Cat Care

Trimming a Cat’s Nails Without Getting Clawed

how to trim cat's nails without getting scratched

Have you ever been scratched by a cat? It hurts! A cat’s nails can grow as fast as a human’s nails, but they are much sharper.

There are good reasons to trim their nails on a regular basis. However, it is not always easy. It is possible, though, to trim those nails without getting clawed.

Why should you trim your cat’s nails?

First of all, is it really necessary to keep your cat’s nails trimmed? There is much divergence of opinion about this.

A cat that spends a lot of time outdoors may need their claws for protection, and because they are not inside much, they may not need to have them trimmed anyway.

An indoor cat is much more likely to need them trimmed. Dr. Marty Becker, DVM states that protecting our furniture is not the main reason one should trim a cat’s nails.

He says that trimming the very ends of the nails can make life more pleasant for both the cat and its owner.

For one thing, they can get their claws caught in things, like carpets or fabrics. An entangled claw can cause damage to the cat’s paw, even tearing the claw off.

Decker also states that keeping the nails trimmed can protect the cat’s owner and other people.

Cats often enjoy kneading with their claws. This can be very painful to the person they love.

Trimming the very ends will make this loving gesture less painful and more enjoyable.

According to Pets WebMD, trimming should be done approximately every 10 days to 2 weeks. This isn’t so bad. After all, we do our own nails about that often.

Wouldn’t declawing be easier?

Declawing seems like the easy solution to the claw problem. Just take care of it once and then you don’t have to worry about it anymore.

However, the Humane Society tells us that this is not a very good solution.

For one thing, think about what it would be like for you to be declawed. It would basically mean having your fingers cut off at about the first knuckle. Believe me, you would not like this and neither will your cat.

When a cat is declawed, it can cause a lot of pain. Because of this pain, they may not want to use the litter box anymore because scratching in it is too painful.

In addition, because they no longer have claws for defense, they may start biting.

Why does a cat hate it so much?

Since humans aren’t cats, there is probably not a good answer to this question.

However, it is well known that cats don’t really like having their paws handled.

It is important to let them get used to the handling of their paws in order to make it easier to trim their nails.

Trimming Your Cat’s Nails

If you have ever looked into it, you have found many tips for trimming a cat’s nails.

Some involve simply manhandling them with the help of at least one other person.

Even with help, this may end up with one or all of you getting clawed and/or bitten.

According to the ASPCA, there are a few things that can be done to make trimming easier on both parties.

One important thing to do is give your cat time to get used to the process. These are the steps to be taken.

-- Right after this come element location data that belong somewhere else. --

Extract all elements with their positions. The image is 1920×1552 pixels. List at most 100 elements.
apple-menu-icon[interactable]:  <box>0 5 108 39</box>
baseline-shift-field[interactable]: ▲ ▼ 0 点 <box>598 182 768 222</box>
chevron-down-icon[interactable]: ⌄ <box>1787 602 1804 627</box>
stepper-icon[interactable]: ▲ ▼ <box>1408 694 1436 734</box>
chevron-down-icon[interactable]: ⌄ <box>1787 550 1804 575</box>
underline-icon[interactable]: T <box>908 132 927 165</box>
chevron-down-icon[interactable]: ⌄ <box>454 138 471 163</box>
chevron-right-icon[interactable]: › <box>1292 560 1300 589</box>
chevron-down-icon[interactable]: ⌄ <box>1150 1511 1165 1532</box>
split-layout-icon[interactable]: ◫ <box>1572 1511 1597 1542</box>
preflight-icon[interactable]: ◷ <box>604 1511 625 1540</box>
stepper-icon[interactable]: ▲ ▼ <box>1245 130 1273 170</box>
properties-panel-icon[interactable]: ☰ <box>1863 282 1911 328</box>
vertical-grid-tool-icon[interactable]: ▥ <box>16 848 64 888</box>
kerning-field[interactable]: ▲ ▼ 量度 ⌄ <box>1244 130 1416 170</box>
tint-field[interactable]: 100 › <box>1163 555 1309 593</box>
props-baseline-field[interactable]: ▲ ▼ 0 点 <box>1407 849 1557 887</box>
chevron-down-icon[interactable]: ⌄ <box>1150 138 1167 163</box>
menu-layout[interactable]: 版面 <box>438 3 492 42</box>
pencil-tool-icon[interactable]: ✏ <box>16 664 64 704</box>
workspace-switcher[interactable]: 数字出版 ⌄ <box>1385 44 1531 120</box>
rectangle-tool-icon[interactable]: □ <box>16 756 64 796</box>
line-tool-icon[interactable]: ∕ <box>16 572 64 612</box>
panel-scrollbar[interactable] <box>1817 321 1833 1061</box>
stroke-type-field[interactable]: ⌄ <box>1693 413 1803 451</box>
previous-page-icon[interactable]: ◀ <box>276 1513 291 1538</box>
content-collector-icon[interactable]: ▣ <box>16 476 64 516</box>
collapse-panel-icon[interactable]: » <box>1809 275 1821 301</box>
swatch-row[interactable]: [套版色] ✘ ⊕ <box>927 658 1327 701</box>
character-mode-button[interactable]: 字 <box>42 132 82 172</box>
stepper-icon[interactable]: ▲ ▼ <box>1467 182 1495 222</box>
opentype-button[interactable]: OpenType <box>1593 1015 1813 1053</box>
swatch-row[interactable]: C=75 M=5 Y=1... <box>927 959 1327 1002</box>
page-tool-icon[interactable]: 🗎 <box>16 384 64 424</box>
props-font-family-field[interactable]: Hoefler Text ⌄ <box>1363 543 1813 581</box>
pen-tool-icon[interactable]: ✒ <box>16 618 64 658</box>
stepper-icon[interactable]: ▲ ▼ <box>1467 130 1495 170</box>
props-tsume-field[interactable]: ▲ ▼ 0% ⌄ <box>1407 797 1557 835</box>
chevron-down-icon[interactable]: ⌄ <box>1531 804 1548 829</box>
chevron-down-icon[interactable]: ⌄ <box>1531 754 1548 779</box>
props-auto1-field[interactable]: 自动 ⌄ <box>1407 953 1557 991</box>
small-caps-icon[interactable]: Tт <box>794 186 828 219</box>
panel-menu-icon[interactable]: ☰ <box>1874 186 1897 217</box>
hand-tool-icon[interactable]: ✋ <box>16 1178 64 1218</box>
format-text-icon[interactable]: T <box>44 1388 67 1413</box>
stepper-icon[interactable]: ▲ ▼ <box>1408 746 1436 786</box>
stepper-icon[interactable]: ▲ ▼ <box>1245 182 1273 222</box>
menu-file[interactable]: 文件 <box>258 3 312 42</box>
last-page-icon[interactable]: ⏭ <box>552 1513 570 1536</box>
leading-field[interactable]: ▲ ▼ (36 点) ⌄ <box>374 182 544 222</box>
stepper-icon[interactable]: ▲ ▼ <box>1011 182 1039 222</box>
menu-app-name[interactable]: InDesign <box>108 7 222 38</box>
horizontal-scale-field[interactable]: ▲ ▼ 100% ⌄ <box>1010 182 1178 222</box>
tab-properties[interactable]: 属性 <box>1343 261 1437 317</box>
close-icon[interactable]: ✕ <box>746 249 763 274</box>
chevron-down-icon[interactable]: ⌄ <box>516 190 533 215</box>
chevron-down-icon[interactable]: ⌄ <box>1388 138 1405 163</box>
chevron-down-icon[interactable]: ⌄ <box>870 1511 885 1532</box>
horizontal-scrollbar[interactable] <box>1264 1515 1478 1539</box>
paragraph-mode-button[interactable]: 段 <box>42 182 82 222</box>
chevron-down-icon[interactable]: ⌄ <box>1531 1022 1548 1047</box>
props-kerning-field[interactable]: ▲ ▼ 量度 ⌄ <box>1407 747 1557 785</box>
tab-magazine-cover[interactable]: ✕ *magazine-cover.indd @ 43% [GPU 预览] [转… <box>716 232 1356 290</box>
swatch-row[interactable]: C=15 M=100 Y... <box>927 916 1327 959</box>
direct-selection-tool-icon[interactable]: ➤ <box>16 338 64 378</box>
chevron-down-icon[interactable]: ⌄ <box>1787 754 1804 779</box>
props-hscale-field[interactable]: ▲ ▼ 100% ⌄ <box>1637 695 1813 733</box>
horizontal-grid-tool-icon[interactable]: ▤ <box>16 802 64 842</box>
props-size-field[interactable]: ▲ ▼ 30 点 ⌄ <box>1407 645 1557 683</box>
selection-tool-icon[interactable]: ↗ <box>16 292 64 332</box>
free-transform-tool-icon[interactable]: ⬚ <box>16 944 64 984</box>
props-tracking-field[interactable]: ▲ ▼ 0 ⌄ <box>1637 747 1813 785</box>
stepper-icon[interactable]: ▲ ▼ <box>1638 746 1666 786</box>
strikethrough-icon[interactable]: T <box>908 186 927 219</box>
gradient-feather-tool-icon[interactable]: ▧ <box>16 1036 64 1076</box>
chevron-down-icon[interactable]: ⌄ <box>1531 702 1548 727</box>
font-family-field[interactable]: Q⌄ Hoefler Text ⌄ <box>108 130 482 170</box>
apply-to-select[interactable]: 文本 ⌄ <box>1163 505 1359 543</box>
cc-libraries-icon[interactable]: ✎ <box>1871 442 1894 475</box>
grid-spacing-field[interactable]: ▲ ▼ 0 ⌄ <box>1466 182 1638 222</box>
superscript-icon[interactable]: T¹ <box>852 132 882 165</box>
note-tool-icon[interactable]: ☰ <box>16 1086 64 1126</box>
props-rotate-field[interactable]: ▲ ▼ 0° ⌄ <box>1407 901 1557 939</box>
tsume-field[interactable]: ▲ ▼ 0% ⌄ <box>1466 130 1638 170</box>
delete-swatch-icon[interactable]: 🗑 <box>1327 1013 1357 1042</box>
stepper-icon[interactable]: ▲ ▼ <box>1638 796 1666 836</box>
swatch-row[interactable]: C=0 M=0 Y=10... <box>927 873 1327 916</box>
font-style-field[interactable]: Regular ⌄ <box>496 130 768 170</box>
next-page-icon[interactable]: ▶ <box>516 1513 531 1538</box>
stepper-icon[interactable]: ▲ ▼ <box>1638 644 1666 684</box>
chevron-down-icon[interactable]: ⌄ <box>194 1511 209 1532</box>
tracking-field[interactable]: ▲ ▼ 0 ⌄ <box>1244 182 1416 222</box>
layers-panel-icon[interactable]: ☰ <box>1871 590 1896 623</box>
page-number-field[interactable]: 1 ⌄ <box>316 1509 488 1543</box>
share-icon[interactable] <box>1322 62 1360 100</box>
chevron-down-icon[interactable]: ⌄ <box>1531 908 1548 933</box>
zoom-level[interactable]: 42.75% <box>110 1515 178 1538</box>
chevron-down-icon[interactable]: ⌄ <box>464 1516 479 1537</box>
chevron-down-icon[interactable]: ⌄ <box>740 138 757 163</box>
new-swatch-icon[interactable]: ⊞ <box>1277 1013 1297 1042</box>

1- Find a quiet place where there are no distractions for your cat, such as other animals or windows. A good time to do this is when the cat is sleepy. After a meal is probably a good time.

2- After complete relaxation has taken place, gently take a paw in your hand and massage for no more than 3 seconds.

If the cat tries to pull away, gently hang on, but follow with him. When calm again, gently squeeze to retract the claw and then let go.

3- Get your cat used to the Clippers first. Bring them out during the relaxing session, along with a piece of dry spaghetti.

Bring the clippers close to the cat while massaging the paw and extending the nail. Then clip the piece of spaghetti, giving him a treat immediately afterward.

4- The pink part of the nail, or quick, is where the blood vessels and nerves are. DO NOT cut these, just the white part at the very tip of the nail. Be prepared with styptic powder, just in case you do accidentally cut the quick.

5- With your cat in your lap facing away from you, gently retract one nail and clip just the tip. Then give a treat.

If he doesn’t notice then you can do a second, but don’t do more than two nails at a time until the cat is comfortable with the process.

6- Always remain calm, even if your cat is resisting. Never trim the nails unless you are both calm, as agitation from either of you may result in cutting into the quick.

7- It is also recommended that you do not clip all your cat’s claws in the same sitting.

This video from Petco will give you a clear picture of how the above process works.

Trimming Claws of an Uncooperative Cat

Though the above process is really the best way to go, there may be times when this ASPCA-approved process just doesn’t work.

There are many other suggestions for doing it. One way is to wrap the cat in a towel or blanket, except for the paw being worked on, as in this video.

Whether or not to trim your cat’s nails is really a matter of personal preference. If you want your cat’s nails trimmed, then this gentle process will make the experience pleasant.

No matter how you do it, remain calm and treat your cat gently so that you don’t hurt him. Otherwise, this process will always be a fight, and neither of you will come out on top.